Experience and Performance
The CX-90 PHEV comes standard with all-wheel drive. Mazda estimates that the electric-only range is 26 miles, and that with a full charge and a full tank, you can get 490 miles of range. But let’s break that down a bit: 490 miles of range is solid, but in my opinion this kind of range is not where this vehicle excels. On a long road trip where the 490-mile figure matters, you would run through the electric battery relatively quickly. But the SUV is not compatible with Level 3 DC fast chargers, so the shortest charge time is 2.5 hours with a Level 2 charger, which isn’t practical on a road trip. So, for the majority of such a trip, I would personally prefer to be in a gas-only CX-90 instead of the PHEV, because of the better all-gas performance.
But this logic changes drastically in a daily driver situation. As mentioned, the battery charges to full in 2.5 hours at a Level 2 charger, and 11 hours with a regular 120-volt Level 1 outlet. I actually found it to be very easy to keep it charged even with a Level 1 at home. In short drives to the gym or the grocery store, where I never depleted the battery fully, the performance is magnificent. The 2.5L 323-horsepower hybrid engine with its 369 lb-ft of torque felt zippy and fast––the Mazda performance that I was expecting. Mazda SUVs are known to be some of the most fun crossovers to drive, and when going on electric and gas power or on electric alone, you really feel this. It has five driving modes: normal, sport, off-road, towing (up to 3,500 pounds) and EV. The most fun I had with it was driving it fully as an EV, but the sport mode was also very fun––as long as the battery was topped up.
It’s when you’re out of power that I felt it lacked that Mazda zip. Driving it on gas power alone, the engine didn’t live up to the posh interior surroundings, for me. On gas alone, it was a more disjointed experience––like with electric engaged alongside the gas you’re enjoying a symphony, and then when you switch to all-gas it’s as if the violin section has gone silent. What you’re left with isn’t bad, but it’s not the full experience.
I came away feeling like anyone looking at this SUV seriously would have to be honest with themselves about how they actually drive versus how they imagine themselves driving. If what you mainly do is make runs to the grocery store, to work, or to take kids to school, then I think this is an excellent luxury SUV that is fun to drive and priced very well for its level of refinement. But, if you’re heading off on long drives every weekend, I think the gas-only version may deliver more of what you need.
It’s difficult to drive any electrified vehicle without commenting on the technology and the infrastructure supporting it, which isn’t exactly fair. If I were to hold gas-powered cars to the same standard, I’d have to nitpick all the noises and smells that come with internal combustion that we all take for granted at this point. But because EV technology is evolving more dramatically in real time, it gets way more scrutiny. It is not fair, but it is still the reality of the user experience.

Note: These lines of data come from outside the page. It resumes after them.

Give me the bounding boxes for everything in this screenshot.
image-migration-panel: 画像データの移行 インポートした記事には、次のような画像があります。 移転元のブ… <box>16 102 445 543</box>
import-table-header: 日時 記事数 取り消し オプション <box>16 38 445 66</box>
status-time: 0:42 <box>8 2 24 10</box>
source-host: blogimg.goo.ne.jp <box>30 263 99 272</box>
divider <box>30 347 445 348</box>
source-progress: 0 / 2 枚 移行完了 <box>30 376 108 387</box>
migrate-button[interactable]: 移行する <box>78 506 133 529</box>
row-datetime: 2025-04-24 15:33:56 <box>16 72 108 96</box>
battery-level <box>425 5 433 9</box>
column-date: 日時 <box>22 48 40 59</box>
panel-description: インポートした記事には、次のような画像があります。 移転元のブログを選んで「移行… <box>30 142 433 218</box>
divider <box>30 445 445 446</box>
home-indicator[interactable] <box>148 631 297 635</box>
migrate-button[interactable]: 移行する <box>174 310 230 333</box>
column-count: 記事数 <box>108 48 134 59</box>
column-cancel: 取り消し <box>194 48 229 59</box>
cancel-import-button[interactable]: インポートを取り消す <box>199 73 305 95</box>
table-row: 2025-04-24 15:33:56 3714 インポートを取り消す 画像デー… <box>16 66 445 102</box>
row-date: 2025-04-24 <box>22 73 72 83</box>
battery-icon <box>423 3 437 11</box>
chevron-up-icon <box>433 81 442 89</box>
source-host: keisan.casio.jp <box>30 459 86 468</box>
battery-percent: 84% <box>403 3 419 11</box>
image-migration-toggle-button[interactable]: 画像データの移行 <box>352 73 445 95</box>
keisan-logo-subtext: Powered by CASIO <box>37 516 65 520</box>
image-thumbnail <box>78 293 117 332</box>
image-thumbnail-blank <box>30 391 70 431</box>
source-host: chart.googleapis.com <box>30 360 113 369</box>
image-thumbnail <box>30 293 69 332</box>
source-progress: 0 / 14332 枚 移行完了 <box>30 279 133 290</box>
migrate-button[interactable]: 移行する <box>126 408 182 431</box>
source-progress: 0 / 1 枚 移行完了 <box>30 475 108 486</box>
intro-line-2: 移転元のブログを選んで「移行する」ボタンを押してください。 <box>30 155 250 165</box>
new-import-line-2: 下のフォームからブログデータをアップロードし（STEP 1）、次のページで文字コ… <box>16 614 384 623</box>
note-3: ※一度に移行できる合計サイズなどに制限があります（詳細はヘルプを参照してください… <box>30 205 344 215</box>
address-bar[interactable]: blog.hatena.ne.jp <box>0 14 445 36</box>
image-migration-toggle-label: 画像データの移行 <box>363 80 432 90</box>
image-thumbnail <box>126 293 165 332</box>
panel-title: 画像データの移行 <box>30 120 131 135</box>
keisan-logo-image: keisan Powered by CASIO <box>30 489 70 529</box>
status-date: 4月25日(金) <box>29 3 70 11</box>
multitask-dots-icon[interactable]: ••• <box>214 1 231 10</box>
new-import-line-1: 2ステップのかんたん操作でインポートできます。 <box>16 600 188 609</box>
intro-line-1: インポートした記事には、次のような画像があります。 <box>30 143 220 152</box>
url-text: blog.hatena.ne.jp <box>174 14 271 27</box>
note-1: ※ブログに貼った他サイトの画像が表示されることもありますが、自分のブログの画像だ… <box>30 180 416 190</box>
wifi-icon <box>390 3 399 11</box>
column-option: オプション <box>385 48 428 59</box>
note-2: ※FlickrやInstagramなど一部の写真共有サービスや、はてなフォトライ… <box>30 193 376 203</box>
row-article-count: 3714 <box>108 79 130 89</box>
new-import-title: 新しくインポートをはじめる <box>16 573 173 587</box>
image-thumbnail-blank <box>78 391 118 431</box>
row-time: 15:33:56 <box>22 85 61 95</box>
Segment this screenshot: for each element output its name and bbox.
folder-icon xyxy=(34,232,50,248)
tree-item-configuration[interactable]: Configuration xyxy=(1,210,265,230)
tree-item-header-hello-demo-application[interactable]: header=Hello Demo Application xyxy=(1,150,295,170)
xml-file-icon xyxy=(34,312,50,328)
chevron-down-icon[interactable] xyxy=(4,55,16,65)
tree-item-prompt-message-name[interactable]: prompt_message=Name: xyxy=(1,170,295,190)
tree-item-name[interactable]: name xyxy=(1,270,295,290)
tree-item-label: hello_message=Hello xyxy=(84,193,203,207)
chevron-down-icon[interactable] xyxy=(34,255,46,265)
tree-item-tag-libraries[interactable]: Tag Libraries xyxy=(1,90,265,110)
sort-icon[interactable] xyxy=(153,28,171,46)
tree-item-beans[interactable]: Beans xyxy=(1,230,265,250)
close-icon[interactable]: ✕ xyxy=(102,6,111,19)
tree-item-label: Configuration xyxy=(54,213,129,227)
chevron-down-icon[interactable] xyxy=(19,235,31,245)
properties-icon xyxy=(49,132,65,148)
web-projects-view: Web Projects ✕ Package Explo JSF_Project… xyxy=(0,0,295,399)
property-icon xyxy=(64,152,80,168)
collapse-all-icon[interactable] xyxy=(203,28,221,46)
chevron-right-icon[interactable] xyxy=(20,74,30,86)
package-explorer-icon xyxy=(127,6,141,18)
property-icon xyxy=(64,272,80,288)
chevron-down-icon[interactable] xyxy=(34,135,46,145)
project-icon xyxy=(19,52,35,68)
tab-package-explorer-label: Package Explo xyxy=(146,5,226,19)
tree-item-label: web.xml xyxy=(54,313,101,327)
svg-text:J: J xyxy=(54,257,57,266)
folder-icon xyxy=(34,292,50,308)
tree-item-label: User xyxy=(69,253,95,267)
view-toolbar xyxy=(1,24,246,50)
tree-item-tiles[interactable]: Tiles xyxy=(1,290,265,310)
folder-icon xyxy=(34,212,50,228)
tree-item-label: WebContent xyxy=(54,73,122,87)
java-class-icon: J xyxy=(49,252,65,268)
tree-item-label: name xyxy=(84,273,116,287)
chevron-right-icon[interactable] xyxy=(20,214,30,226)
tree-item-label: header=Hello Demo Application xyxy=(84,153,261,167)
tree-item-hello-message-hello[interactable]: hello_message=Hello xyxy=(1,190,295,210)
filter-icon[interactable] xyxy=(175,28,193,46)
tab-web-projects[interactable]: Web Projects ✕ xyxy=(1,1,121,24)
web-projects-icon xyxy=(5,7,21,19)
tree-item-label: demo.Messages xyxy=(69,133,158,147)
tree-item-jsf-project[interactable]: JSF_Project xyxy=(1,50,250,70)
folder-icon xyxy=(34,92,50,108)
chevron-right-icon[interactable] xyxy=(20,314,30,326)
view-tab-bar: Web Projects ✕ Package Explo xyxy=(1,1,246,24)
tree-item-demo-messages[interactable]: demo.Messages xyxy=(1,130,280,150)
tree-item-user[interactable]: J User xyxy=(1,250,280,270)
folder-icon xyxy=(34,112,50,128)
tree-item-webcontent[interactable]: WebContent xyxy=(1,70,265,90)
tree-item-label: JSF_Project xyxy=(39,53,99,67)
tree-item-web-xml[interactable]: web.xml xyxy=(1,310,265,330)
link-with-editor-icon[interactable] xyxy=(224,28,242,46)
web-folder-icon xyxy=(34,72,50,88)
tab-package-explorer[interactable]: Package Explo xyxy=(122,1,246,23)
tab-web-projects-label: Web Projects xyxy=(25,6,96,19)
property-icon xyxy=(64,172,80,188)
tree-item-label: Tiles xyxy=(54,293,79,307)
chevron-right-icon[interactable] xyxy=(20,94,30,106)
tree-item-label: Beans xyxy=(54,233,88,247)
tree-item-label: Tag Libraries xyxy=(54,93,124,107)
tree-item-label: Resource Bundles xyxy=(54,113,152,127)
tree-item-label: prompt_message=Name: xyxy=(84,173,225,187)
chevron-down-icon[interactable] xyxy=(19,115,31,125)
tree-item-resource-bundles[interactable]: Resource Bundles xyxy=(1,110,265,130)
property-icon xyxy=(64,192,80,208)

For some users, a plug-in hybrid can be the best of both worlds, but for other users, it may not achieve the best of either. Based on how and where you drive, you may prefer the CX-90’s all-gas sibling, so you know the power you have is always going to be there. Or an all-electric vehicle, so you can do 20-minute charges on the road at direct-current fast charging stations. Or a more traditional hybrid that gives you extra mileage but never needs to be plugged in. There have never been more options for how little or how much you want to electrify your driving experience, but not every option is right for you, and it’s important to go into that decision with open eyes.
The CX-90 is tried and true at this point. As a three-row crossover, it doesn’t have anything left to prove. It is a truly excellent SUV. And while the PHEV version is probably perfect for many, it may not be the best choice for everyone.